The most amazing quality of these silly DisneyToon movies is how utterly devoid of content they are, and it’s a quality that makes them extremely difficult to write about. Even a movie as offensively terrible as the one I’ve just watched are so completely empty that there’s almost nothing that feels worth discussing. It’s a big part of the reason I resent referring to these things as “movies” – they’re fraudulent in a way that is unusual for even the worst films. We can talk about many of the famously bad movies out there because they are still filled with ideas, even if those ideas are bad or mishandled. The DisneyToon movies have nothing to say. They are anti-content; vacuous chasms that are empty in such a way that they seem to distort space-time in a manner not unlike a black hole.
That brings us to The Little Mermaid: Ariel’s Beginning.
This one hurt me. All of these movies have been unbelievably bad and difficult to watch, but this one finds a way to dig deeper than rock bottom. And the worst part? The movie’s so goddamned empty that I’m struggling to find anything I can even discuss.
I guess I should start with the synopsis. The movie starts out when Ariel and her sisters are very young. Atlantica is a paradise and everyone is filled with joy and song, and its citizens are even allowed to visit the surface. On one fateful day, though, pirates kill Athena – Ariel’s mother and Triton’s wife – by… ramming a ship into her, apparently? (The movie cuts away in the most hilariously sloppy fashion so as to not upset the two-year-olds its babysitting). Triton is distraught, and in his grief he outlaws all music in the kingdom.
Ten years later, Ariel finds a secret night club and gets into a fight with her father about it. That’s it. That’s as high as the central conflict escalates in this movie. Somehow it still manages to last for nearly 80 minutes.
We often point to the Star Wars prequels as the ubiquitous example of why prequels are an inherently bad idea – it’s creating backwards set-ups to things that have already paid off and relying heavily on masturbatory fan service of seeing familiar characters arriving at the status quo we know from the original work. It relies entirely on foregone conclusions which not only undermines the narrative weight of the story being told, but also often lessens the original work by over-explaining unnecessary details. The small handful of prequels that have ever really worked, only work because they’re completely separate from the original stories, allowing them the freedom to be more than supplemental backstory.
With all that in mind, Ariel’s Beginning may be the most prequel-ey prequel of all time. The movie is so full of winking references to the original movie, that there’s basically no content besides that. This is a film that goes out of its way to explain even the origins of the band that performs “Under the Sea,” and it’s all stupid and insipid and provides nothing as value as either a standalone story or as a supplement to the original film.

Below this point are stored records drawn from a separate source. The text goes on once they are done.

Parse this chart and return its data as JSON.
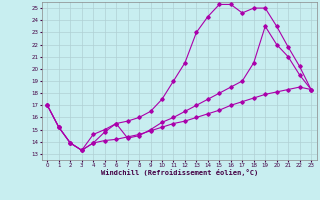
{
  "xlabel": "Windchill (Refroidissement éolien,°C)",
  "background_color": "#c8eef0",
  "grid_color": "#b0d0d4",
  "line_color": "#aa00aa",
  "xlim": [
    -0.5,
    23.5
  ],
  "ylim": [
    12.5,
    25.5
  ],
  "xticks": [
    0,
    1,
    2,
    3,
    4,
    5,
    6,
    7,
    8,
    9,
    10,
    11,
    12,
    13,
    14,
    15,
    16,
    17,
    18,
    19,
    20,
    21,
    22,
    23
  ],
  "yticks": [
    13,
    14,
    15,
    16,
    17,
    18,
    19,
    20,
    21,
    22,
    23,
    24,
    25
  ],
  "line1_x": [
    0,
    1,
    2,
    3,
    4,
    5,
    6,
    7,
    8,
    9,
    10,
    11,
    12,
    13,
    14,
    15,
    16,
    17,
    18,
    19,
    20,
    21,
    22,
    23
  ],
  "line1_y": [
    17.0,
    15.2,
    13.9,
    13.3,
    13.9,
    14.1,
    14.2,
    14.4,
    14.6,
    14.9,
    15.2,
    15.5,
    15.7,
    16.0,
    16.3,
    16.6,
    17.0,
    17.3,
    17.6,
    17.9,
    18.1,
    18.3,
    18.5,
    18.3
  ],
  "line2_x": [
    0,
    1,
    2,
    3,
    4,
    5,
    6,
    7,
    8,
    9,
    10,
    11,
    12,
    13,
    14,
    15,
    16,
    17,
    18,
    19,
    20,
    21,
    22,
    23
  ],
  "line2_y": [
    17.0,
    15.2,
    13.9,
    13.3,
    14.6,
    15.0,
    15.5,
    15.7,
    16.0,
    16.5,
    17.5,
    19.0,
    20.5,
    23.0,
    24.3,
    25.3,
    25.3,
    24.6,
    25.0,
    25.0,
    23.5,
    21.8,
    20.2,
    18.3
  ],
  "line3_x": [
    0,
    1,
    2,
    3,
    4,
    5,
    6,
    7,
    8,
    9,
    10,
    11,
    12,
    13,
    14,
    15,
    16,
    17,
    18,
    19,
    20,
    21,
    22,
    23
  ],
  "line3_y": [
    17.0,
    15.2,
    13.9,
    13.3,
    13.9,
    14.8,
    15.5,
    14.3,
    14.5,
    15.0,
    15.6,
    16.0,
    16.5,
    17.0,
    17.5,
    18.0,
    18.5,
    19.0,
    20.5,
    23.5,
    22.0,
    21.0,
    19.5,
    18.3
  ],
  "marker": "D",
  "markersize": 1.8,
  "linewidth": 0.8
}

It’s a sequel in reverse. Instead of heightening the conflict of the original film, the movie takes the essential conflict – Ariel and her father have a disagreement of ideals, leading Ariel to rebel against him before they finally reconcile their differences – and lessens it so that the stakes are so low as to be nonexistent. Instead of dreaming of the surface world, making an ill-advised deal with a witch, and becoming human, Ariel instead wants music and excitement in her life and sneaks out of the house to a secret night club. This whole movie has stakes comparable to the first act of The Little Mermaid.

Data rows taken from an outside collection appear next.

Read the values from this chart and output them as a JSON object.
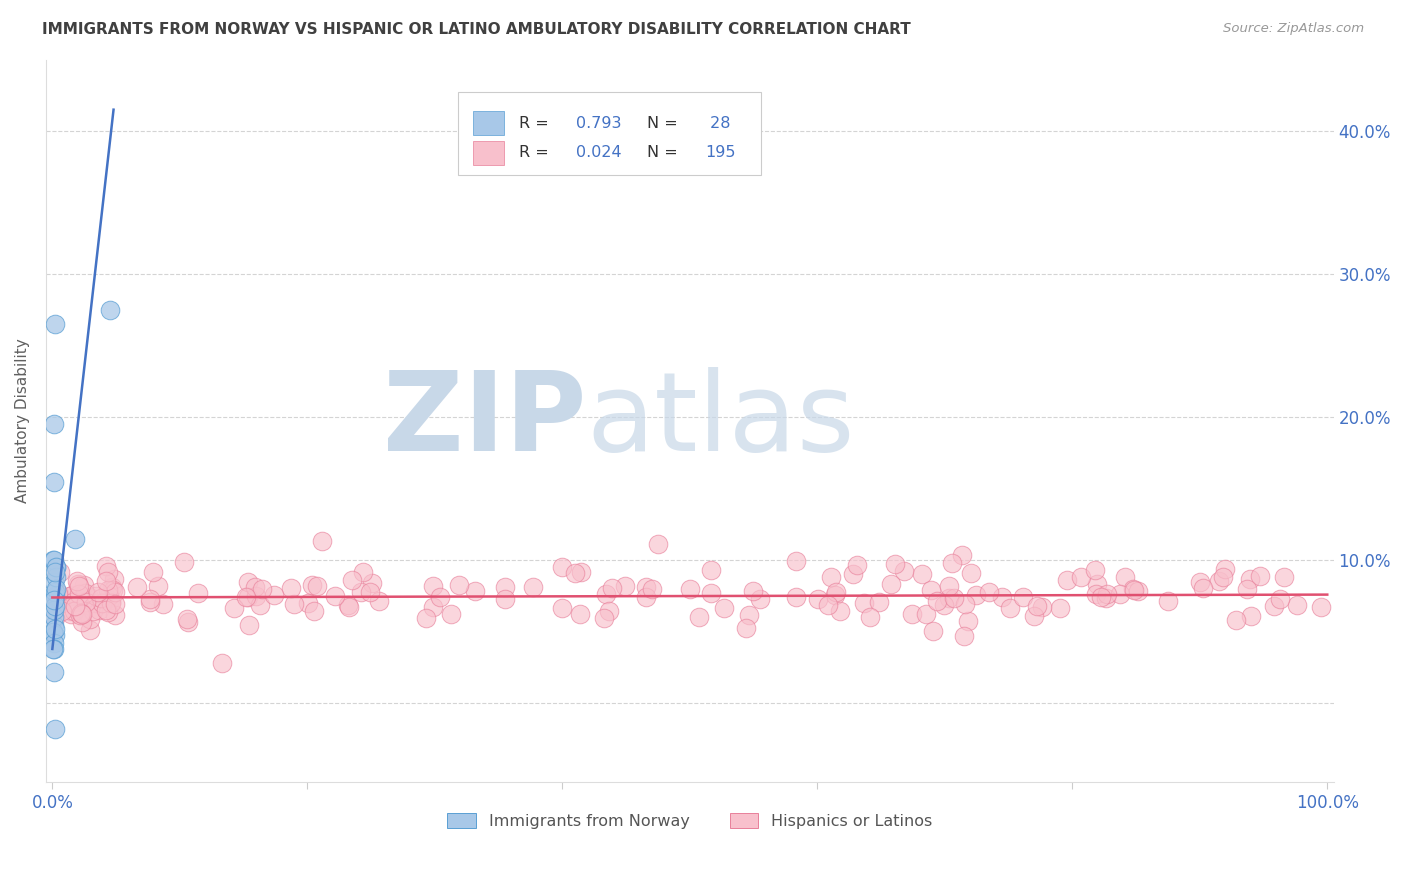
{
  "title": "IMMIGRANTS FROM NORWAY VS HISPANIC OR LATINO AMBULATORY DISABILITY CORRELATION CHART",
  "source": "Source: ZipAtlas.com",
  "ylabel": "Ambulatory Disability",
  "xlim": [
    -0.005,
    1.005
  ],
  "ylim": [
    -0.055,
    0.45
  ],
  "yticks": [
    0.0,
    0.1,
    0.2,
    0.3,
    0.4
  ],
  "ytick_labels": [
    "",
    "10.0%",
    "20.0%",
    "30.0%",
    "40.0%"
  ],
  "xticks": [
    0.0,
    0.2,
    0.4,
    0.6,
    0.8,
    1.0
  ],
  "xtick_labels": [
    "0.0%",
    "",
    "",
    "",
    "",
    "100.0%"
  ],
  "blue_R": 0.793,
  "blue_N": 28,
  "pink_R": 0.024,
  "pink_N": 195,
  "blue_color": "#a8c8e8",
  "blue_edge_color": "#5a9fd4",
  "blue_line_color": "#4472c4",
  "pink_color": "#f8c0cc",
  "pink_edge_color": "#e8809a",
  "pink_line_color": "#e05070",
  "background_color": "#ffffff",
  "grid_color": "#d0d0d0",
  "title_color": "#404040",
  "axis_label_color": "#606060",
  "tick_label_color": "#4472c4",
  "stats_text_color": "#333333",
  "legend_label_blue": "Immigrants from Norway",
  "legend_label_pink": "Hispanics or Latinos",
  "blue_scatter_x": [
    0.001,
    0.002,
    0.001,
    0.0005,
    0.002,
    0.003,
    0.0015,
    0.0025,
    0.002,
    0.001,
    0.0005,
    0.001,
    0.002,
    0.003,
    0.001,
    0.002,
    0.0015,
    0.003,
    0.002,
    0.001,
    0.001,
    0.0015,
    0.001,
    0.0005,
    0.002,
    0.002,
    0.045,
    0.018
  ],
  "blue_scatter_y": [
    0.055,
    0.075,
    0.085,
    0.1,
    0.078,
    0.095,
    0.1,
    0.088,
    0.048,
    0.06,
    0.05,
    0.065,
    0.068,
    0.08,
    0.195,
    0.265,
    0.155,
    0.095,
    0.092,
    0.072,
    0.042,
    0.022,
    0.038,
    0.038,
    0.052,
    -0.018,
    0.275,
    0.115
  ],
  "blue_trend_x": [
    0.0,
    0.048
  ],
  "blue_trend_y": [
    0.038,
    0.415
  ],
  "pink_trend_x": [
    0.0,
    1.0
  ],
  "pink_trend_y": [
    0.074,
    0.076
  ],
  "zip_color": "#c8d8e8",
  "atlas_color": "#c8d8e8"
}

And the most amazing thing is that as much as this film is backwardly aping the original movie, none of it informs the story of the original in any meaningful way. It goes through the same beats, but it never uses that to explore how the dynamic we see in the original film came to be, meaning it fails even in the fundamentally flawed goal it sets out to achieve. If you’re going to show us the defining moment of Triton’s life, then explore the way his grief led him to a hatred of humans and a separation of the ocean from the surface world, don’t make up some silly parallel story about music and completely ignore anything that might carry thematic weight. Similarly, if you’re going to have a villain who has the same essential motives as Ursula and is even visually referencing her, why not just make the character Ursula? Yeah, that would have been bad too, but it would be bad in the way you expect prequels to be, bad in a way that at least has something to say. This has all the backwards fan-service problems of your standard prequel, but none of the attempts to explore the ideas of the original film in a deeper way, making it the most worthless possible prequel that could ever exist.

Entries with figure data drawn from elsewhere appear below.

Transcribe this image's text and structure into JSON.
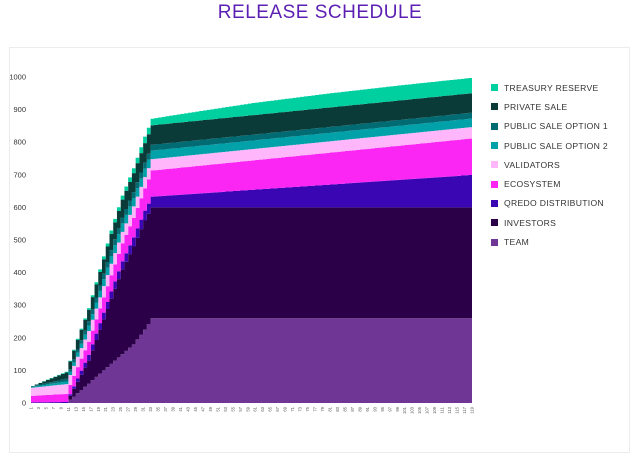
{
  "title": "RELEASE SCHEDULE",
  "chart_data": {
    "type": "area",
    "stacked": true,
    "title": "RELEASE SCHEDULE",
    "xlabel": "",
    "ylabel": "",
    "ylim": [
      0,
      1000
    ],
    "yticks": [
      0,
      100,
      200,
      300,
      400,
      500,
      600,
      700,
      800,
      900,
      1000
    ],
    "x_start": 1,
    "x_end": 119,
    "xtick_labels": [
      "1",
      "3",
      "5",
      "7",
      "9",
      "11",
      "13",
      "15",
      "17",
      "19",
      "21",
      "23",
      "25",
      "27",
      "29",
      "31",
      "33",
      "35",
      "37",
      "39",
      "41",
      "43",
      "45",
      "47",
      "49",
      "51",
      "53",
      "55",
      "57",
      "59",
      "61",
      "63",
      "65",
      "67",
      "69",
      "71",
      "73",
      "75",
      "77",
      "79",
      "81",
      "83",
      "85",
      "87",
      "89",
      "91",
      "93",
      "95",
      "97",
      "99",
      "101",
      "103",
      "105",
      "107",
      "109",
      "111",
      "113",
      "115",
      "117",
      "119"
    ],
    "grid": false,
    "legend_position": "right",
    "legend_order": [
      "TREASURY RESERVE",
      "PRIVATE SALE",
      "PUBLIC SALE OPTION 1",
      "PUBLIC SALE OPTION 2",
      "VALIDATORS",
      "ECOSYSTEM",
      "QREDO DISTRIBUTION",
      "INVESTORS",
      "TEAM"
    ],
    "series": [
      {
        "name": "TEAM",
        "color": "#6f3696",
        "points": [
          [
            1,
            0
          ],
          [
            10,
            0
          ],
          [
            13,
            30
          ],
          [
            16,
            60
          ],
          [
            19,
            90
          ],
          [
            22,
            120
          ],
          [
            25,
            150
          ],
          [
            28,
            180
          ],
          [
            31,
            225
          ],
          [
            33,
            260
          ],
          [
            119,
            260
          ]
        ]
      },
      {
        "name": "INVESTORS",
        "color": "#2c0048",
        "points": [
          [
            1,
            0
          ],
          [
            10,
            0
          ],
          [
            13,
            35
          ],
          [
            16,
            70
          ],
          [
            19,
            135
          ],
          [
            22,
            200
          ],
          [
            25,
            260
          ],
          [
            28,
            300
          ],
          [
            31,
            335
          ],
          [
            33,
            340
          ],
          [
            119,
            340
          ]
        ]
      },
      {
        "name": "QREDO DISTRIBUTION",
        "color": "#3a06b4",
        "points": [
          [
            1,
            2
          ],
          [
            10,
            3
          ],
          [
            13,
            10
          ],
          [
            16,
            18
          ],
          [
            19,
            20
          ],
          [
            22,
            22
          ],
          [
            25,
            25
          ],
          [
            28,
            28
          ],
          [
            31,
            30
          ],
          [
            33,
            33
          ],
          [
            119,
            100
          ]
        ]
      },
      {
        "name": "ECOSYSTEM",
        "color": "#fb26f4",
        "points": [
          [
            1,
            20
          ],
          [
            10,
            25
          ],
          [
            13,
            35
          ],
          [
            16,
            40
          ],
          [
            19,
            45
          ],
          [
            22,
            50
          ],
          [
            25,
            55
          ],
          [
            28,
            60
          ],
          [
            31,
            68
          ],
          [
            33,
            80
          ],
          [
            119,
            112
          ]
        ]
      },
      {
        "name": "VALIDATORS",
        "color": "#ffb6fb",
        "points": [
          [
            1,
            25
          ],
          [
            10,
            30
          ],
          [
            13,
            32
          ],
          [
            16,
            33
          ],
          [
            19,
            34
          ],
          [
            22,
            35
          ],
          [
            25,
            35
          ],
          [
            28,
            35
          ],
          [
            31,
            35
          ],
          [
            33,
            35
          ],
          [
            119,
            35
          ]
        ]
      },
      {
        "name": "PUBLIC SALE OPTION 2",
        "color": "#01a1a9",
        "points": [
          [
            1,
            3
          ],
          [
            10,
            8
          ],
          [
            13,
            12
          ],
          [
            16,
            16
          ],
          [
            19,
            20
          ],
          [
            22,
            24
          ],
          [
            25,
            26
          ],
          [
            28,
            26
          ],
          [
            31,
            26
          ],
          [
            33,
            26
          ],
          [
            119,
            26
          ]
        ]
      },
      {
        "name": "PUBLIC SALE OPTION 1",
        "color": "#006b73",
        "points": [
          [
            1,
            2
          ],
          [
            10,
            8
          ],
          [
            13,
            10
          ],
          [
            16,
            14
          ],
          [
            19,
            16
          ],
          [
            22,
            18
          ],
          [
            25,
            18
          ],
          [
            28,
            18
          ],
          [
            31,
            18
          ],
          [
            33,
            18
          ],
          [
            119,
            18
          ]
        ]
      },
      {
        "name": "PRIVATE SALE",
        "color": "#0a3b39",
        "points": [
          [
            1,
            0
          ],
          [
            10,
            20
          ],
          [
            13,
            30
          ],
          [
            16,
            35
          ],
          [
            19,
            42
          ],
          [
            22,
            50
          ],
          [
            25,
            55
          ],
          [
            28,
            58
          ],
          [
            31,
            60
          ],
          [
            33,
            60
          ],
          [
            119,
            60
          ]
        ]
      },
      {
        "name": "TREASURY RESERVE",
        "color": "#00d0a0",
        "points": [
          [
            1,
            0
          ],
          [
            10,
            2
          ],
          [
            13,
            3
          ],
          [
            16,
            5
          ],
          [
            19,
            8
          ],
          [
            22,
            10
          ],
          [
            25,
            12
          ],
          [
            28,
            15
          ],
          [
            31,
            20
          ],
          [
            33,
            20
          ],
          [
            40,
            25
          ],
          [
            60,
            37
          ],
          [
            80,
            43
          ],
          [
            100,
            46
          ],
          [
            119,
            47
          ]
        ]
      }
    ]
  }
}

That’s the only way you can describe these movies: “worthless.” There is nothing of worth in any of them. They are intentionally scrubbed clean of any ideas so as to be perfect, non-threatening diversions for young children. It’s something I mentioned in my first review in this series, but this is the most insidious quality of the films. Art and entertainment made for children has the enormous responsibility of shaping minds and introducing kids to concepts that inform their understanding of the world. It’s a safe space for them to explore new ideas and to learn, but these movies suppress that desire, instead choosing to pacify and anesthetize. They encourage children not to think, which is the worst possible thing children’s media can do.